In Ghana, for example, efforts to commercialize genetically modified (Bt) cotton resistant to the bollworm, which can damage up to 80 percent of a farmer’s crop, stalled in 2016 after international financiers withdrew funding. Scientists at the Savannah Agric Research Institute (SARI) have repeatedly called on government to intervene with fresh funding to help revive the ailing cotton industry, but that has not happened. When recently asked about the project, Deputy Minister for Agriculture George Oduro said, “GMO is a government policy. We were trying to introduce it into Ghana in 2012 or 2013. But as I speak to you now, it’s not a policy,” he said.

Farmers in Ghana are equally worried about the stalled progress on Bt cotton. “If you want to fold your arms and expect that the scientists will do everything free for us, that means you will not make any headway,” Adams Nasiru Mohammed, chairman of the Northern Farmers Association of Ghana, told the Alliance for Science in a recent interview. “Because they will not have the needed resources to work. And that is why we are even suffering, because government is paying very little attention to the research institutions.”

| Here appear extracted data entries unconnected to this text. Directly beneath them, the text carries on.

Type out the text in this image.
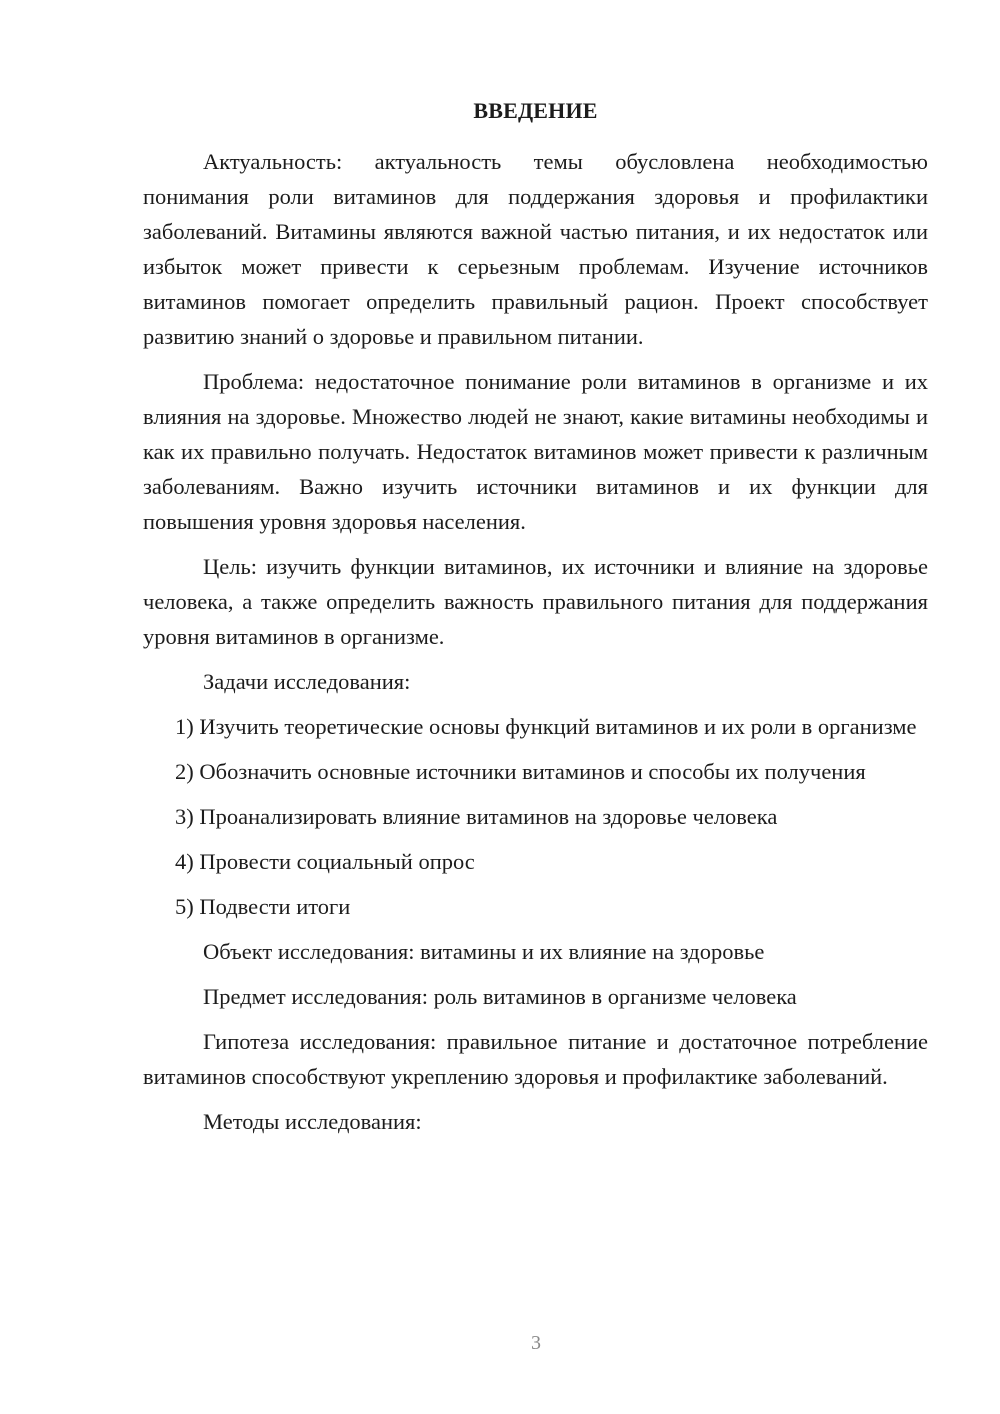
ВВЕДЕНИЕ

Актуальность: актуальность темы обусловлена необходимостью понимания роли витаминов для поддержания здоровья и профилактики заболеваний. Витамины являются важной частью питания, и их недостаток или избыток может привести к серьезным проблемам. Изучение источников витаминов помогает определить правильный рацион. Проект способствует развитию знаний о здоровье и правильном питании.

Проблема: недостаточное понимание роли витаминов в организме и их влияния на здоровье. Множество людей не знают, какие витамины необходимы и как их правильно получать. Недостаток витаминов может привести к различным заболеваниям. Важно изучить источники витаминов и их функции для повышения уровня здоровья населения.

Цель: изучить функции витаминов, их источники и влияние на здоровье человека, а также определить важность правильного питания для поддержания уровня витаминов в организме.

Задачи исследования:

1) Изучить теоретические основы функций витаминов и их роли в организме

2) Обозначить основные источники витаминов и способы их получения

3) Проанализировать влияние витаминов на здоровье человека

4) Провести социальный опрос

5) Подвести итоги

Объект исследования: витамины и их влияние на здоровье

Предмет исследования: роль витаминов в организме человека

Гипотеза исследования: правильное питание и достаточное потребление витаминов способствуют укреплению здоровья и профилактике заболеваний.

Методы исследования:

3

Nwanko is confident local investment in the biotechnology will help reduce the continent’s annual food import bill, which is currently inching towards $50 billion, while also making the technology more acceptable on the continent. “There are a lot of reasons why Africans are not investing in biotech,” he noted. “But if African stakeholders decided to drive this and begin to invest in this sector and domesticate it and make it an Africa thing, then in the near future we will stop importing. This is the right time for us to increase investment in research and development and biotech for us to thrive.”

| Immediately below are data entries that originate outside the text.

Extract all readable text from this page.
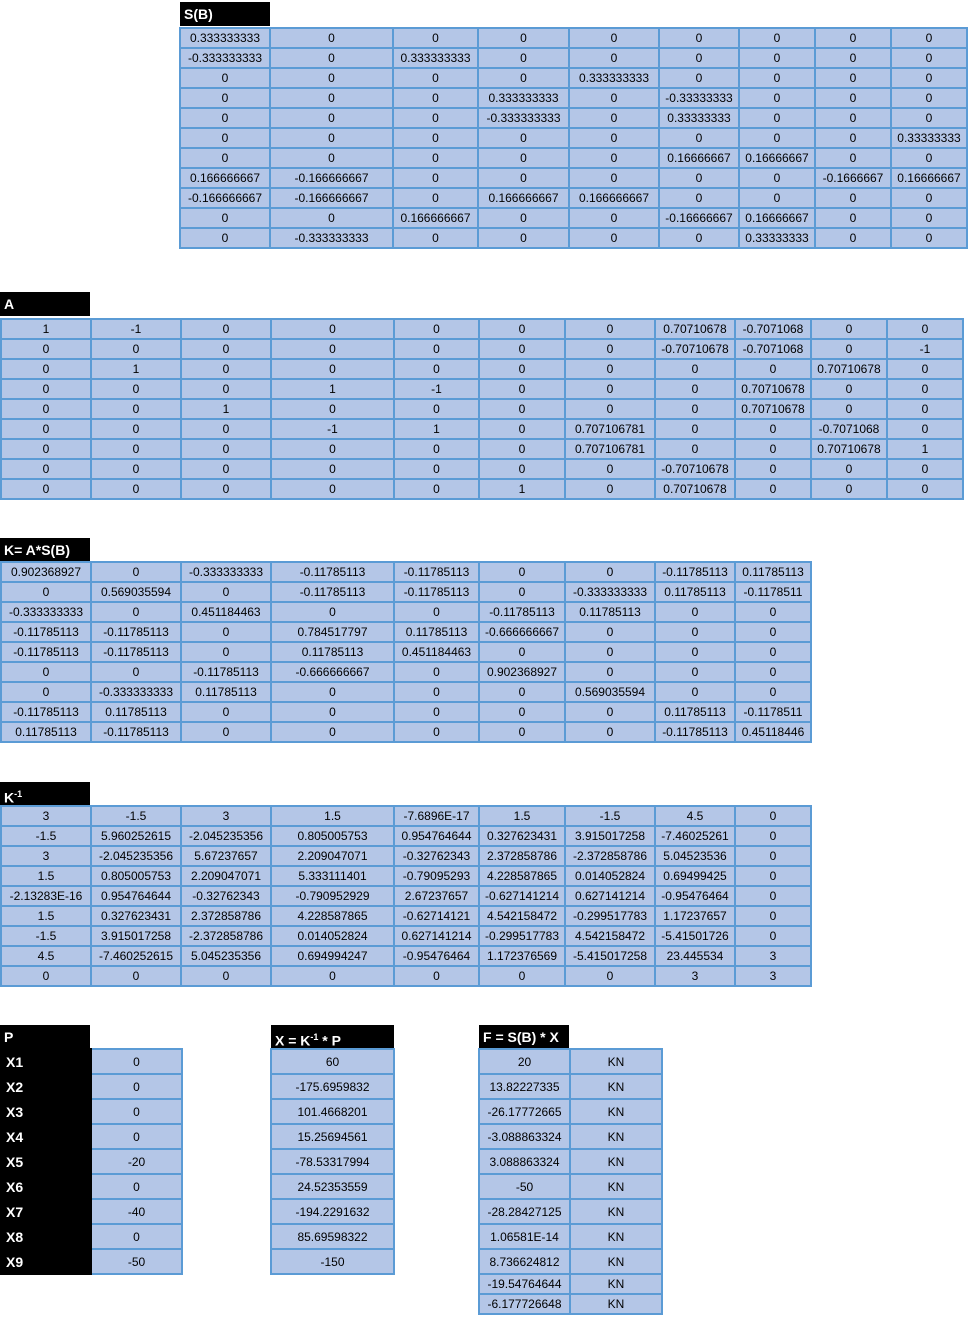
S(B)
0.333333333	0	0	0	0	0	0	0	0
-0.333333333	0	0.333333333	0	0	0	0	0	0
0	0	0	0	0.333333333	0	0	0	0
0	0	0	0.333333333	0	-0.33333333	0	0	0
0	0	0	-0.333333333	0	0.33333333	0	0	0
0	0	0	0	0	0	0	0	0.33333333
0	0	0	0	0	0.16666667	0.16666667	0	0
0.166666667	-0.166666667	0	0	0	0	0	-0.1666667	0.16666667
-0.166666667	-0.166666667	0	0.166666667	0.166666667	0	0	0	0
0	0	0.166666667	0	0	-0.16666667	0.16666667	0	0
0	-0.333333333	0	0	0	0	0.33333333	0	0
A
1	-1	0	0	0	0	0	0.70710678	-0.7071068	0	0
0	0	0	0	0	0	0	-0.70710678	-0.7071068	0	-1
0	1	0	0	0	0	0	0	0	0.70710678	0
0	0	0	1	-1	0	0	0	0.70710678	0	0
0	0	1	0	0	0	0	0	0.70710678	0	0
0	0	0	-1	1	0	0.707106781	0	0	-0.7071068	0
0	0	0	0	0	0	0.707106781	0	0	0.70710678	1
0	0	0	0	0	0	0	-0.70710678	0	0	0
0	0	0	0	0	1	0	0.70710678	0	0	0
K= A*S(B)
0.902368927	0	-0.333333333	-0.11785113	-0.11785113	0	0	-0.11785113	0.11785113
0	0.569035594	0	-0.11785113	-0.11785113	0	-0.333333333	0.11785113	-0.1178511
-0.333333333	0	0.451184463	0	0	-0.11785113	0.11785113	0	0
-0.11785113	-0.11785113	0	0.784517797	0.11785113	-0.666666667	0	0	0
-0.11785113	-0.11785113	0	0.11785113	0.451184463	0	0	0	0
0	0	-0.11785113	-0.666666667	0	0.902368927	0	0	0
0	-0.333333333	0.11785113	0	0	0	0.569035594	0	0
-0.11785113	0.11785113	0	0	0	0	0	0.11785113	-0.1178511
0.11785113	-0.11785113	0	0	0	0	0	-0.11785113	0.45118446
$K^{-1}$
3	-1.5	3	1.5	-7.6896E-17	1.5	-1.5	4.5	0
-1.5	5.960252615	-2.045235356	0.805005753	0.954764644	0.327623431	3.915017258	-7.46025261	0
3	-2.045235356	5.67237657	2.209047071	-0.32762343	2.372858786	-2.372858786	5.04523536	0
1.5	0.805005753	2.209047071	5.333111401	-0.79095293	4.228587865	0.014052824	0.69499425	0
-2.13283E-16	0.954764644	-0.32762343	-0.790952929	2.67237657	-0.627141214	0.627141214	-0.95476464	0
1.5	0.327623431	2.372858786	4.228587865	-0.62714121	4.542158472	-0.299517783	1.17237657	0
-1.5	3.915017258	-2.372858786	0.014052824	0.627141214	-0.299517783	4.542158472	-5.41501726	0
4.5	-7.460252615	5.045235356	0.694994247	-0.95476464	1.172376569	-5.415017258	23.445534	3
0	0	0	0	0	0	0	3	3
P
X1	0
X2	0
X3	0
X4	0
X5	-20
X6	0
X7	-40
X8	0
X9	-50
$X = K^{-1} * P$
60
-175.6959832
101.4668201
15.25694561
-78.53317994
24.52353559
-194.2291632
85.69598322
-150
F = S(B) * X
20	KN
13.82227335	KN
-26.17772665	KN
-3.088863324	KN
3.088863324	KN
-50	KN
-28.28427125	KN
1.06581E-14	KN
8.736624812	KN
-19.54764644	KN
-6.177726648	KN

He added: “African investment is key and it is an area we need to focus on… If the governments make these investments, it will make it easy (to promote biotechnology). Because the farmers and scientists will not have to spend unnecessary energy to promote it. In fact, it should be the government promoting biotechnology. That’s how it’s supposed to be, not the other way around.”

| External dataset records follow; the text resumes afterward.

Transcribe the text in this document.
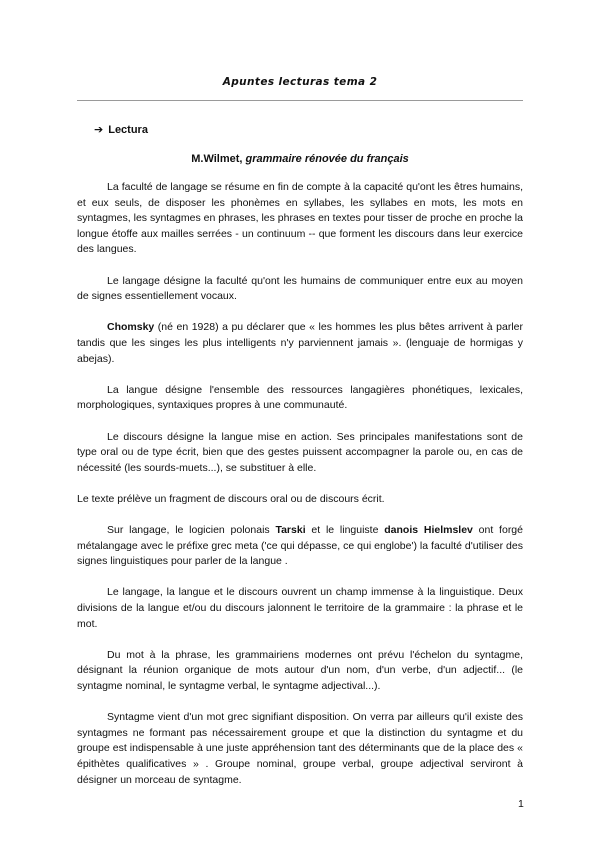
Apuntes lecturas tema 2
➔ Lectura
M.Wilmet, grammaire rénovée du français

La faculté de langage se résume en fin de compte à la capacité qu'ont les êtres humains, et eux seuls, de disposer les phonèmes en syllabes, les syllabes en mots, les mots en syntagmes, les syntagmes en phrases, les phrases en textes pour tisser de proche en proche la longue étoffe aux mailles serrées - un continuum -- que forment les discours dans leur exercice des langues.

Le langage désigne la faculté qu'ont les humains de communiquer entre eux au moyen de signes essentiellement vocaux.

Chomsky (né en 1928) a pu déclarer que « les hommes les plus bêtes arrivent à parler tandis que les singes les plus intelligents n'y parviennent jamais ». (lenguaje de hormigas y abejas).

La langue désigne l'ensemble des ressources langagières phonétiques, lexicales, morphologiques, syntaxiques propres à une communauté.

Le discours désigne la langue mise en action. Ses principales manifestations sont de type oral ou de type écrit, bien que des gestes puissent accompagner la parole ou, en cas de nécessité (les sourds-muets...), se substituer à elle.

Le texte prélève un fragment de discours oral ou de discours écrit.

Sur langage, le logicien polonais Tarski et le linguiste danois Hielmslev ont forgé métalangage avec le préfixe grec meta ('ce qui dépasse, ce qui englobe') la faculté d'utiliser des signes linguistiques pour parler de la langue .

Le langage, la langue et le discours ouvrent un champ immense à la linguistique. Deux divisions de la langue et/ou du discours jalonnent le territoire de la grammaire : la phrase et le mot.

Du mot à la phrase, les grammairiens modernes ont prévu l'échelon du syntagme, désignant la réunion organique de mots autour d'un nom, d'un verbe, d'un adjectif... (le syntagme nominal, le syntagme verbal, le syntagme adjectival...).

Syntagme vient d'un mot grec signifiant disposition. On verra par ailleurs qu'il existe des syntagmes ne formant pas nécessairement groupe et que la distinction du syntagme et du groupe est indispensable à une juste appréhension tant des déterminants que de la place des « épithètes qualificatives » . Groupe nominal, groupe verbal, groupe adjectival serviront à désigner un morceau de syntagme.

1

In an interview with Alliance for Science, Haas emphasized that although the US provides funding for biotech in Africa “we don’t seek to impugn upon the sovereignty of any African country. It’s up to the countries to decide on what they want to do, and part of that is making sure that you have good biosafety [regulations] in place.”

Haas said America is supporting African farmers to help them access the kind of agricultural technology they have indicated they need and want on their farms.

“The other thing we want to point out is that it’s not just Americans who want this technology in Africa. It’s African farmers who want it,” Haas said. “We have seen this in South Africa and also in Kenya, where they are doing trials on [GM] maize… where the farmers desperately want to use it because they want something that will increase their yield while using fewer resources. So I don’t think it’s fair [to claim] that this is something that the US wants to impose on Africa.”